Everyone wants to know what happened to Haylee. One day she was here, and the next she wasn't. It's easy to blame me. I was her best friend. I should have seen this coming. And I get that. Believe me, I do.

But here's the thing you have to understand. Haylee never used the word suicide. She never told me she wanted to die. Not once.

Except.

There was one thing she used to say, when things were getting better. After the days of hiding her face, she'd throw her arms open to the sky and spin round and round, like she'd just discovered the world and wanted to drink it all in.

She'd turn to me, then, her face glowing, and ask: "Will you miss me, when I make my exit?"

I thought she was talking about running away. She'd told me the story over and over, each time a little different. She was going to hitchhike down to LA and sleep with whichever directors she had to.
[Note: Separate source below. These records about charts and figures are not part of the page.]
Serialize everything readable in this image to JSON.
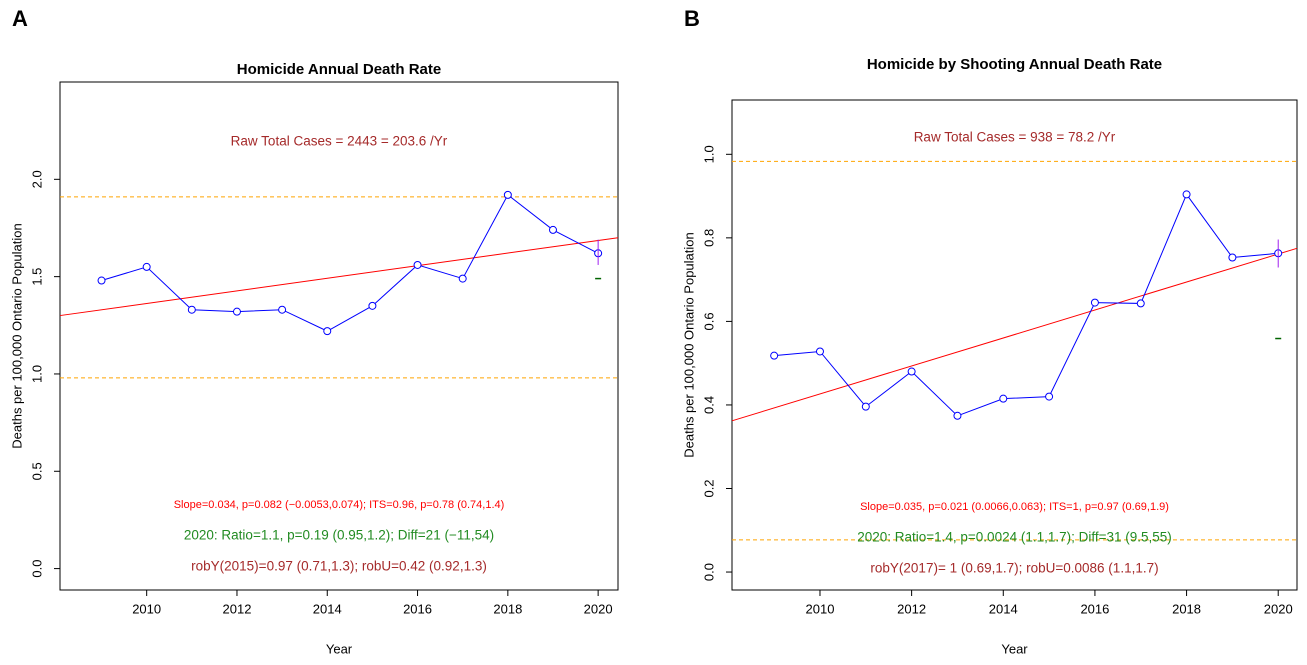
{
  "chart_data": [
    {
      "type": "line",
      "panel_label": "A",
      "title": "Homicide Annual Death Rate",
      "x_label": "Year",
      "y_label": "Deaths per 100,000 Ontario Population",
      "x": [
        2009,
        2010,
        2011,
        2012,
        2013,
        2014,
        2015,
        2016,
        2017,
        2018,
        2019,
        2020
      ],
      "values": [
        1.48,
        1.55,
        1.33,
        1.32,
        1.33,
        1.22,
        1.35,
        1.56,
        1.49,
        1.92,
        1.74,
        1.62
      ],
      "color": "#0000ff",
      "trend": {
        "x": [
          2008.08,
          2020.44
        ],
        "y": [
          1.3,
          1.7
        ],
        "color": "#ff0000"
      },
      "reference_lines": [
        1.91,
        0.98
      ],
      "reference_color": "#ffa500",
      "estimate_2020": 1.49,
      "estimate_color": "#006400",
      "error_bar": [
        1.56,
        1.69
      ],
      "error_color": "#a020f0",
      "xlim": [
        2008.08,
        2020.44
      ],
      "ylim": [
        -0.11,
        2.5
      ],
      "xticks": [
        2010,
        2012,
        2014,
        2016,
        2018,
        2020
      ],
      "yticks": [
        {
          "value": 0,
          "label": "0.0"
        },
        0.5,
        {
          "value": 1,
          "label": "1.0"
        },
        1.5,
        {
          "value": 2,
          "label": "2.0"
        }
      ],
      "annotations": [
        {
          "text": "Raw Total Cases = 2443 = 203.6 /Yr",
          "color": "#a52a2a"
        },
        {
          "text": "Slope=0.034, p=0.082 (−0.0053,0.074);  ITS=0.96, p=0.78 (0.74,1.4)",
          "color": "#ff0000"
        },
        {
          "text": "2020:  Ratio=1.1, p=0.19 (0.95,1.2);  Diff=21 (−11,54)",
          "color": "#228b22"
        },
        {
          "text": "robY(2015)=0.97 (0.71,1.3); robU=0.42 (0.92,1.3)",
          "color": "#a52a2a"
        }
      ]
    },
    {
      "type": "line",
      "panel_label": "B",
      "title": "Homicide by Shooting Annual Death Rate",
      "x_label": "Year",
      "y_label": "Deaths per 100,000 Ontario Population",
      "x": [
        2009,
        2010,
        2011,
        2012,
        2013,
        2014,
        2015,
        2016,
        2017,
        2018,
        2019,
        2020
      ],
      "values": [
        0.518,
        0.528,
        0.396,
        0.48,
        0.374,
        0.415,
        0.42,
        0.645,
        0.643,
        0.904,
        0.753,
        0.763
      ],
      "color": "#0000ff",
      "trend": {
        "x": [
          2008.08,
          2020.41
        ],
        "y": [
          0.362,
          0.775
        ],
        "color": "#ff0000"
      },
      "reference_lines": [
        0.983,
        0.077
      ],
      "reference_color": "#ffa500",
      "estimate_2020": 0.559,
      "estimate_color": "#006400",
      "error_bar": [
        0.729,
        0.796
      ],
      "error_color": "#a020f0",
      "xlim": [
        2008.08,
        2020.41
      ],
      "ylim": [
        -0.043,
        1.13
      ],
      "xticks": [
        2010,
        2012,
        2014,
        2016,
        2018,
        2020
      ],
      "yticks": [
        {
          "value": 0,
          "label": "0.0"
        },
        0.2,
        0.4,
        0.6,
        0.8,
        {
          "value": 1,
          "label": "1.0"
        }
      ],
      "annotations": [
        {
          "text": "Raw Total Cases = 938 = 78.2 /Yr",
          "color": "#a52a2a"
        },
        {
          "text": "Slope=0.035, p=0.021 (0.0066,0.063);  ITS=1, p=0.97 (0.69,1.9)",
          "color": "#ff0000"
        },
        {
          "text": "2020:  Ratio=1.4, p=0.0024 (1.1,1.7);  Diff=31 (9.5,55)",
          "color": "#228b22"
        },
        {
          "text": "robY(2017)=  1 (0.69,1.7); robU=0.0086 (1.1,1.7)",
          "color": "#a52a2a"
        }
      ]
    }
  ]
}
When she was a famous movie star who got paid millions per picture, she'd retire to the stage, which was her one true love.

"I'll come with you," I used to tell her. "You'll need a manager." Even though what did I know about Hollywood? Nothing. And Haylee always gave me this sad look, which I thought meant she knew we'd never go. It's the only clue Haylee gave me, the only road sign for what was coming. So tell me, would you have understood what she meant? Would you have been able to stop her?
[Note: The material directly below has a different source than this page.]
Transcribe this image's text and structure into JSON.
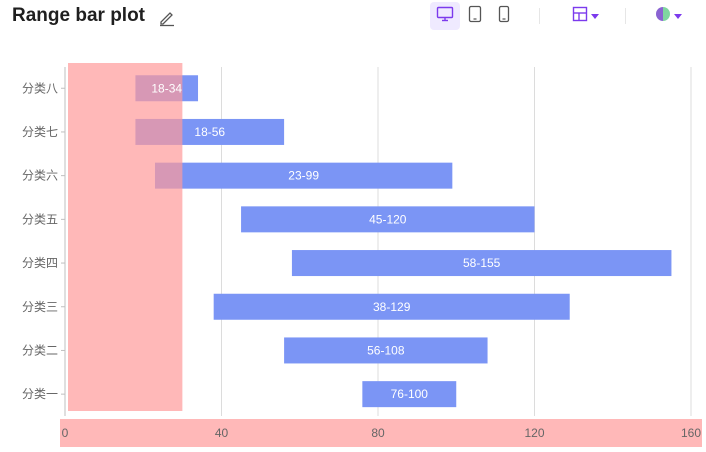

There was one more thing, three months ago. I'd walked over during the first rainstorm of fall. It was only sprinkling when I left my house, but in four short blocks, the rain pounded down on me, and I jogged the rest of the way with my hood stretched tight over my face, drawstring drawn, so that only my eyes and nose poked out. Haylee's mom let me in, and I shed my sopping hoodie in their entryway and pounded up the stairs in my squelching sneakers.

I knocked on Haylee's door, and when she didn't answer, I opened it.

I can still see her standing in front of the window of her room, screen cast aside on the floor, stretching her arms out, catching the thick drops of rain as they plunged out of her tree. She wore a pair of tight black leggings and a loose, gauzy pink shirt that blew backward in the wind, entangled in her lace curtains. Her long, blond hair was divided into two spiral braids that twisted down her back. She spun around, holding her wet arms out for me to see, and her braids hit the window frame with two smacks.

I stood in her doorway, unsure if I should step in or out. Hurricane Haylee could blow stronger than the wind, pound harder than the rain, and I couldn't tell if it was coming or going.

But she smiled, though her eyes and cheeks were as red and puffy as the new scratches on her arms, though the old ones had faded to scattered shades of pink and white.

I knew where she got those. Everyone knew about that.

She turned her wet wrists so droplets drizzled onto the white carpet.

One of them was tinged pink.

"Amazing," Haylee said. She turned back to the window, watching the branches outside bowing in the wind. "I'm going to miss this."

And like an idiot, I thought she was talking about the tree.